Rev. Otorrinolaringol. Cir. Cabeza Cuello vol.77 no.2 Santiago jun. 2017

http://dx.doi.org/10.4067/S0718-48162017000200002 

ARTÍCULO DE INVESTIGACIÓN

 

Nuevo método para evaluar el Test Subjetivo Vertical

New method for assessing Subjective Visual Vertical Test

 

Carolina Oliva G1, Nicolás Ochoa S1, Maya Kuroiwa R2, Cristián Barraza P3, Marcia Núñez T3, Hayo Breinbauer K4.

1 Alumno Medicina. Universidad de Chile.
2 Médico Otorrinolaringólogo. Hospital San José
3 Fonoaudiólogo. Universidad de Chile. Hospital San Juan de Dios.
4 Médico Otorrinolaringólogo. Universidad de Chile. Hospital San Juan de Dios.

Correspondencia a:


RESUMEN

Introducción: La prueba Visual Subjetiva Vertical (SVV por sus siglas en inglés) corresponde a una prueba de bajo costo y complejidad que permite el estudio de la función vestibular "estática". En el año 2009 se valida la Prueba del Balde con igual confianza, sensibilidad y especificidad, que la prueba de domo. Sin embargo, diversos factores impresionan disminuir su precisión.

Objetivo: Proponer un nuevo método utilizando un programa computacional y una interfaz pantalla-paciente, que permita disminuir la influencia de variables y aumentar la precisión de la evaluación.

Material y método: En 43 voluntarios sin historia de patología vestibular y en 32 pacientes con patología vestibular se compararon los resultados de la aplicación de SVV en dos modalidades: prueba del balde tradicionalyuna prueba computarizada propuesta en el presente artículo.

Resultados: En nuestro estudio el SVV con balde muestra 57% de sensibilidad y 90% de especificidad, mientras el SVV digital tiene 74% de sensibilidad y 93% de especificidad, el cual también presentó significativamente una menor desviación estándar.

Conclusión: En suma, el SVV computarizado arroja un resultado más preciso que SVV con balde, con mejor utilidad clínica al tener mayor de discriminación con mejores perfiles de sensibilidad/especificidad.

Palabras clave: Test subjetivo visual vertical, pruebas funcionales vestibulares, software, función vestibular, sáculo y utrículo.


ABSTRACT

Background: Subjective Visual Vertical Test (SVV) is a low-cost and simple evaluation that allows the physician to study the static vestibular function of a patient.

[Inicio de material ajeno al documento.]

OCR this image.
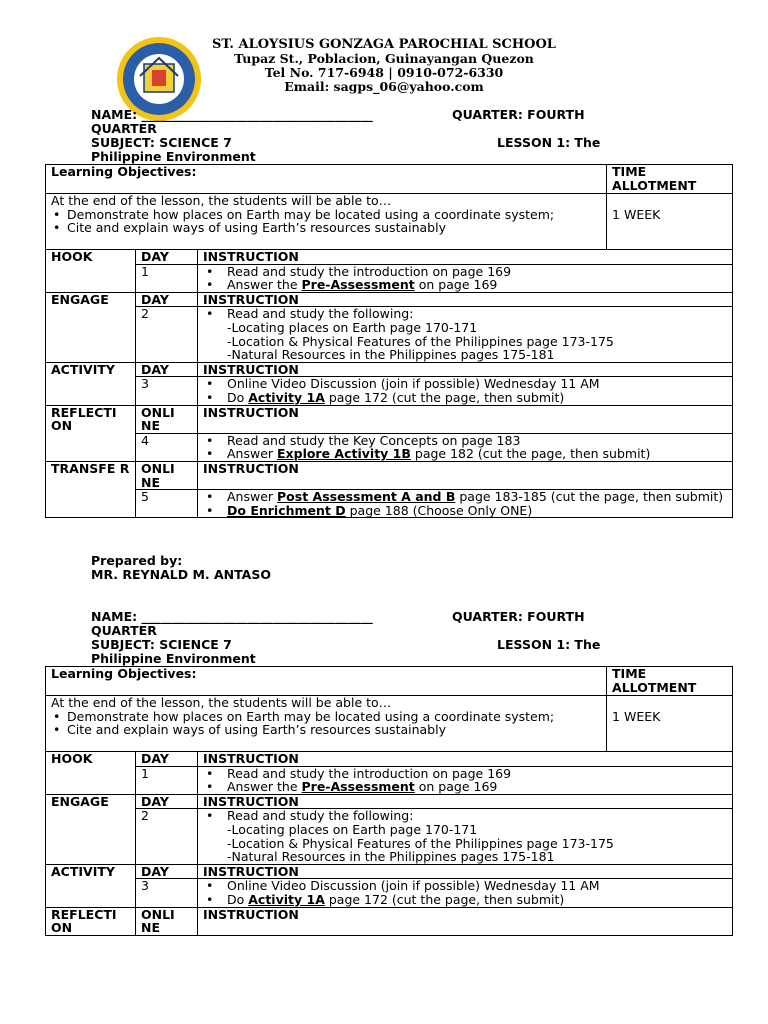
ST. ALOYSIUS GONZAGA PAROCHIAL SCHOOL
Tupaz St., Poblacion, Guinayangan Quezon
Tel No. 717-6948 | 0910-072-6330
Email: sagps_06@yahoo.com
NAME: _____________________________________	QUARTER: FOURTH
QUARTER
SUBJECT: SCIENCE 7	LESSON 1: The
Philippine Environment
Learning Objectives:			TIME ALLOTMENT

At the end of the lesson, the students will be able to…
• Demonstrate how places on Earth may be located using a coordinate system;
• Cite and explain ways of using Earth’s resources sustainably			1 WEEK
HOOK	DAY	INSTRUCTION	
	1	• Read and study the introduction on page 169
• Answer the Pre-Assessment on page 169

ENGAGE	DAY	INSTRUCTION	
	2	• Read and study the following:
-Locating places on Earth page 170-171
-Location & Physical Features of the Philippines page 173-175
-Natural Resources in the Philippines pages 175-181

ACTIVITY	DAY	INSTRUCTION	
	3	• Online Video Discussion (join if possible) Wednesday 11 AM
• Do Activity 1A page 172 (cut the page, then submit)

REFLECTI ON	ONLI NE	INSTRUCTION	
	4	• Read and study the Key Concepts on page 183
• Answer Explore Activity 1B page 182 (cut the page, then submit)

TRANSFE R	ONLI NE	INSTRUCTION	
	5	• Answer Post Assessment A and B page 183-185 (cut the page, then submit)
• Do Enrichment D page 188 (Choose Only ONE)
Prepared by:
MR. REYNALD M. ANTASO
NAME: _____________________________________	QUARTER: FOURTH
QUARTER
SUBJECT: SCIENCE 7	LESSON 1: The
Philippine Environment
Learning Objectives:			TIME ALLOTMENT

At the end of the lesson, the students will be able to…
• Demonstrate how places on Earth may be located using a coordinate system;
• Cite and explain ways of using Earth’s resources sustainably			1 WEEK
HOOK	DAY	INSTRUCTION	
	1	• Read and study the introduction on page 169
• Answer the Pre-Assessment on page 169

ENGAGE	DAY	INSTRUCTION	
	2	• Read and study the following:
-Locating places on Earth page 170-171
-Location & Physical Features of the Philippines page 173-175
-Natural Resources in the Philippines pages 175-181

ACTIVITY	DAY	INSTRUCTION	
	3	• Online Video Discussion (join if possible) Wednesday 11 AM
• Do Activity 1A page 172 (cut the page, then submit)

REFLECTI ON	ONLI NE	INSTRUCTION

In 2009 the Bucket Test was validated as a high confidence, sensitivity and specificity comparable to the hemispheric dome testing device. Although, its result can be affected by multiple variables.

Aim: To propose a new method to evaluate SVV using a computer software interface, that allows a reduction ofvariables therefore increasing its precision.

Material and method: In a sample of 43 volunteers with no previous history of vestibular pathologies and 32 patients with diagnosed vestibular pathologies we compared the results of 2 different modules of SVV testing: a traditional bucket test and a computerized test proposed in the present article.

Results: Bucket test SVV for this research showed a sensitivity of 57% and a specificity of 90%, meanwhile Computerized SVV had a sensitivity of 74% and a specificity of 93%, which also presented a significant smaller standard deviation.

Conclusion: In summary, digital SVV testing grants more accurate result in comparison to the Bucket Test, with a better clinical performance due to an improved discriminatory capacity with better Sensitivity/Specificity profiles.

Key words: Subjective visual vertical test, vestibular function testify, software.


 

INTRODUCCIÓN

La mayoría de los test funcionales vestibulares (prueba calórica, impulso cefálico, silla rotatoria) se centran en analizar la respuesta de canales semicirculares1-6. Por otra parte, los potenciales evocados miogénicos vestibulares (VEMP, por sus siglas en inglés, vestibular evoked myogenic potentials) son quizás la alternativa más conocida para analizar la respuesta del utrículo y sáculo. Sin embargo, este es un examen de costo y complejidad relativamente altos7-10.

Otra opción reside en el test subjetivo visual vertical (SVV por sus siglas en inglés, Subjective Visual Vertical test) que caracterizado por una baja complejidad y una alta utilidad clínica11-14, tiene como propósito justamente evaluar la función de los órganos otolíticos, en especial del utrículo.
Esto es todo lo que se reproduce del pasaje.